Através das dificuldades que sentimos na relação temos a oportunidade de sentir e perceber quais as dinâmicas internas que nos impedem de avançar para uma vida mais autêntica e feliz. Perante uma dificuldade temos duas opções: virar as costas e afastarmo-nos, ou olhar de frente e lidar com ela. A primeira leva-nos para outra relação onde nos havemos de deparar exatamente com a mesma dificuldade, o que significa que estamos a repetir um velho padrão. A segunda, talvez mais difícil e aparentemente mais dolorosa, leva-nos a entrar no jogo da vida para aprender e passar para outro nível de desafio. Crescer pode ser doloroso e leva tempo, mas qual a alternativa?
As dificuldades que sentimos vêm ativar as nossas necessidades. Uma alimenta a outra. Por exemplo, a dificuldade em sentir-se livre ou autêntico numa relação advém da necessidade de se sentir livre ou autêntico e não conseguir; sentir que o outro não nos dá afeto ou atenção está diretamente relacionado com a necessidade de ter afeto ou atenção e não estar a receber o suficiente.

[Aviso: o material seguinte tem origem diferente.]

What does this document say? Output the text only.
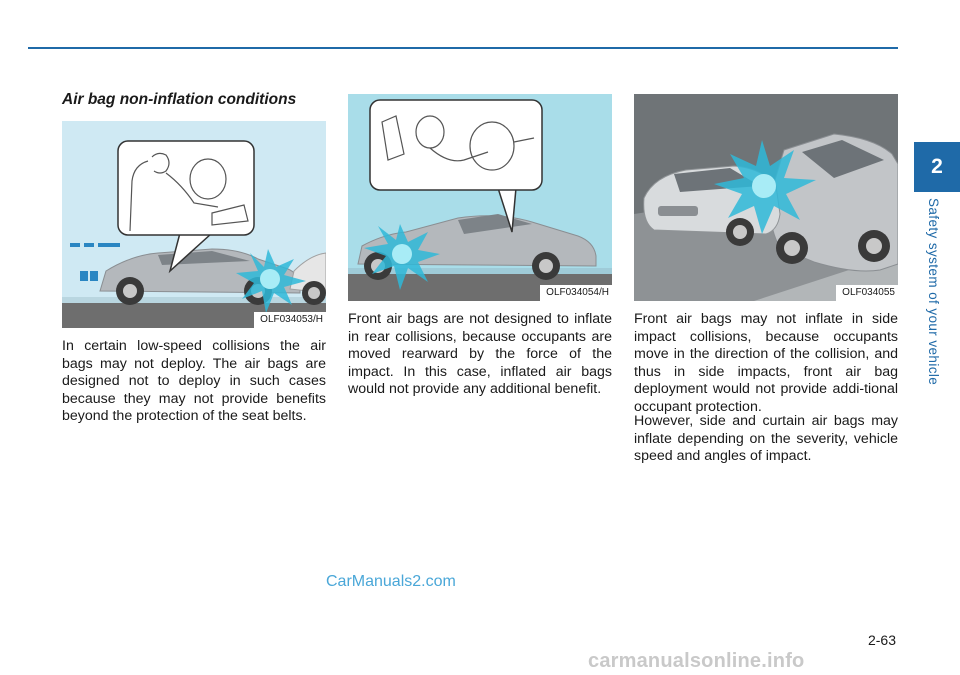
Air bag non-inflation conditions
OLF034053/H

In certain low-speed collisions the air bags may not deploy. The air bags are designed not to deploy in such cases because they may not provide benefits beyond the protection of the seat belts.

OLF034054/H

Front air bags are not designed to inflate in rear collisions, because occupants are moved rearward by the force of the impact. In this case, inflated air bags would not provide any additional benefit.

OLF034055

Front air bags may not inflate in side impact collisions, because occupants move in the direction of the collision, and thus in side impacts, front air bag deployment would not provide addi-tional occupant protection.

However, side and curtain air bags may inflate depending on the severity, vehicle speed and angles of impact.

2
Safety system of your vehicle
2-63
CarManuals2.com
carmanualsonline.info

Portanto, as dificuldades que sentimos numa relação remetem para as nossas necessidades. Mas as necessidades são nossas e têm a ver com a nossa história de vida, não com o outro. O outro pode estar a fazer o melhor que consegue e, ainda assim, sentimos não ser na dose certa. Ora, uma relação saudável e nutridora é muito mais do que tentar colmatar as exigências um do outro.
Nas relações tóxicas de dependência, o outro existe para satisfazer as nossas carências e quando tal não acontece sentimos frustração, tristeza, rejeição, humilhação, abandono e traição; nas relações nutridoras conseguimos ir mais além e sentimos que a existência do outro nos ajuda a contactar com as nossas fragilidades, que devem ser vistas e cuidadas, bem como com as nossas potencialidade, que merecem ser reconhecidas e valorizadas. E isso só é possível quando olhamos para o outro como uma oportunidade de nos conhecermos a nós próprios e o escolhemos não como salvador, mas como companhia na viagem da vida.